= Huanaki =

In Niuean mythology, Huanaki is one of the five principal gods of the island. Along with Fao, Huanaki was one of the earliest settlers, who swam across from Tonga.

A story is told that Huanaki, along with Laga-iki, Fakahoko, Fao, and Lagi-atea, left the lost country (Fonuagalo), because they felt they had not been properly recognized at feasts. When they arrived in Niue, Fao was only able to place one of his feet on the ground. Huanaki completed Fao's work and the other three gods came to settle on the island.

Another version of the story is that these five gods were lazy and did no work toward preparing feasts. When their parents had prepared a feast, they received no portion of it because they had done nothing to help in its preparation. When they continued to do nothing in preparing feasts, their parents continued withholding any portion of it from them. The five gods then searched from an island where they could live away from their parents.
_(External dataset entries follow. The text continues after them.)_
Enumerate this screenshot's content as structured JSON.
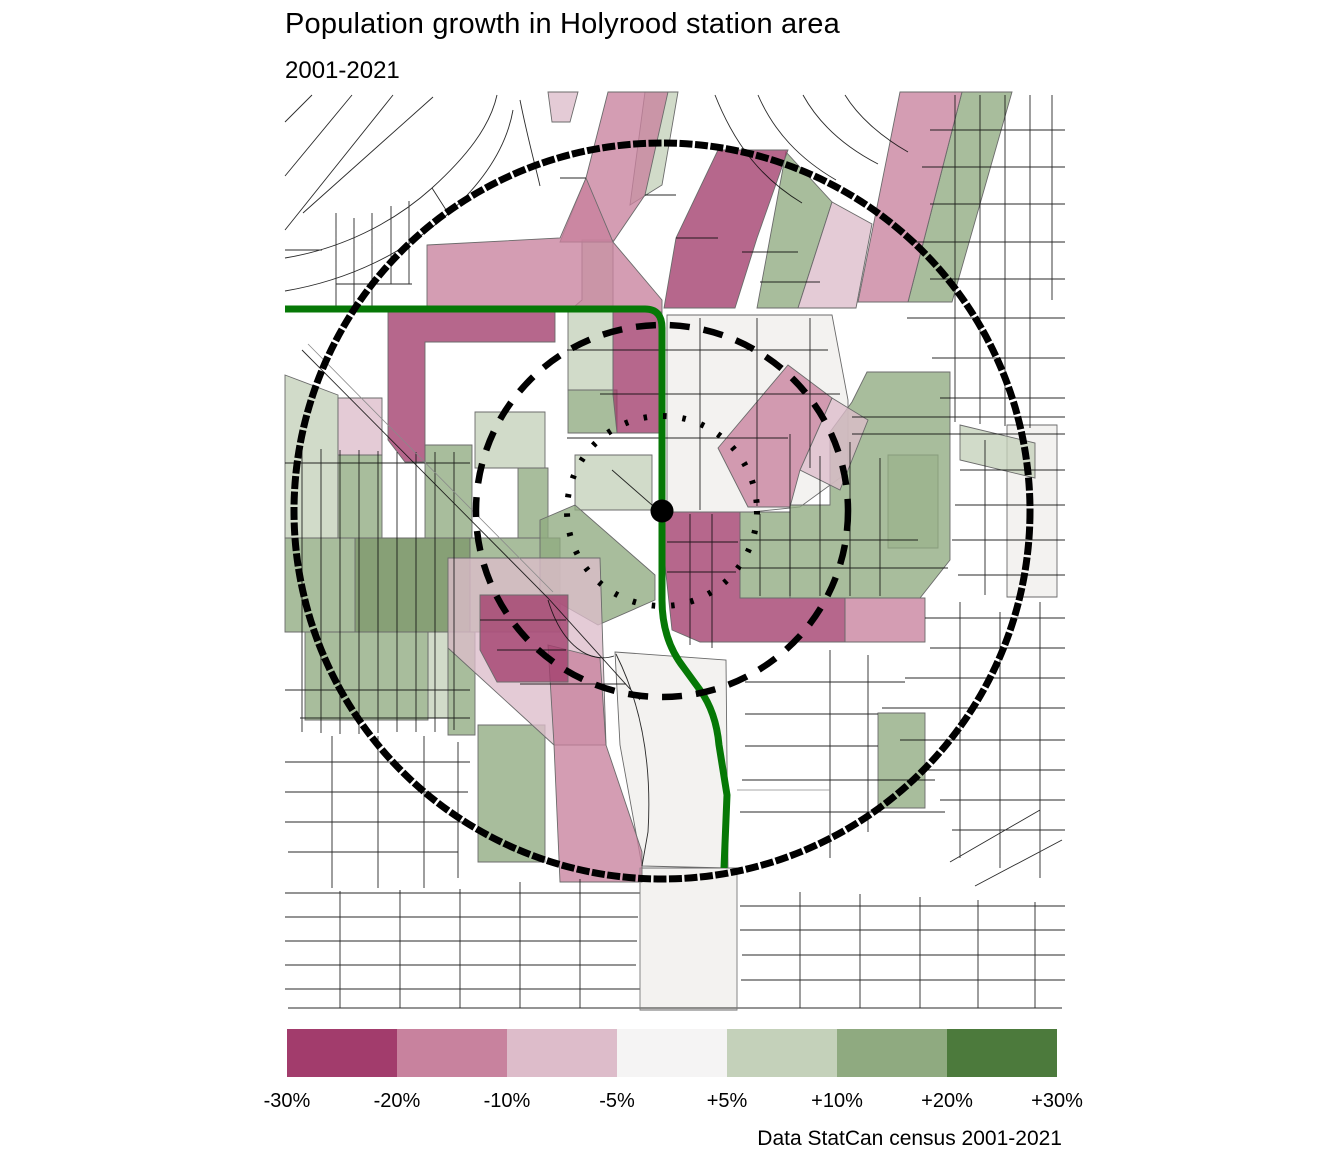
{
  "header": {
    "title": "Population growth in Holyrood station area",
    "subtitle": "2001-2021"
  },
  "legend": {
    "stops": [
      {
        "range": "-30% to -20%",
        "color": "#a23c6c"
      },
      {
        "range": "-20% to -10%",
        "color": "#c8829e"
      },
      {
        "range": "-10% to -5%",
        "color": "#ddbcca"
      },
      {
        "range": "-5% to +5%",
        "color": "#f5f4f4"
      },
      {
        "range": "+5% to +10%",
        "color": "#c4d1ba"
      },
      {
        "range": "+10% to +20%",
        "color": "#8faa80"
      },
      {
        "range": "+20% to +30%",
        "color": "#4c7a3c"
      }
    ],
    "tick_labels": [
      "-30%",
      "-20%",
      "-10%",
      "-5%",
      "+5%",
      "+10%",
      "+20%",
      "+30%"
    ]
  },
  "caption": "Data StatCan census 2001-2021",
  "map": {
    "accent_colors": {
      "lrt_line": "#067806",
      "rings_and_station": "#000000",
      "streets": "#111111"
    }
  },
  "chart_data": {
    "type": "choropleth",
    "title": "Population growth in Holyrood station area",
    "subtitle": "2001-2021",
    "legend_breaks_percent": [
      -30,
      -20,
      -10,
      -5,
      5,
      10,
      20,
      30
    ],
    "legend_colors": [
      "#a23c6c",
      "#c8829e",
      "#ddbcca",
      "#f5f4f4",
      "#c4d1ba",
      "#8faa80",
      "#4c7a3c"
    ],
    "source": "Data StatCan census 2001-2021"
  }
}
There is yet another local account by the people of Avatele, which says that the gods lived there underground and did not feed their children because they were lazy. Their children were angry enough to come to the earth's surface. First was Fao, who tried and failed to make the tides go out. Another god (perhaps Fakahoko) surfaced and also tried to send the tides out. When he also failed at this, Huanaki came up; he and Fao were successful in making the tides go out, producing waves on the ocean. Fakahoko, Huanaki, Lagaitea and Hatulia were the names of the children of the gods who also stopped living under the earth. When the female gods came to the earth's surface, they were eaten by a conger, which Hatulia then chopped into four pieces. Only in the Avatele version of the story are the female gods eaten by the eel; in all other accounts they simply came to the surface, and only in the Avatele version are the gods said to come from within the earth instead of Fonuagalo.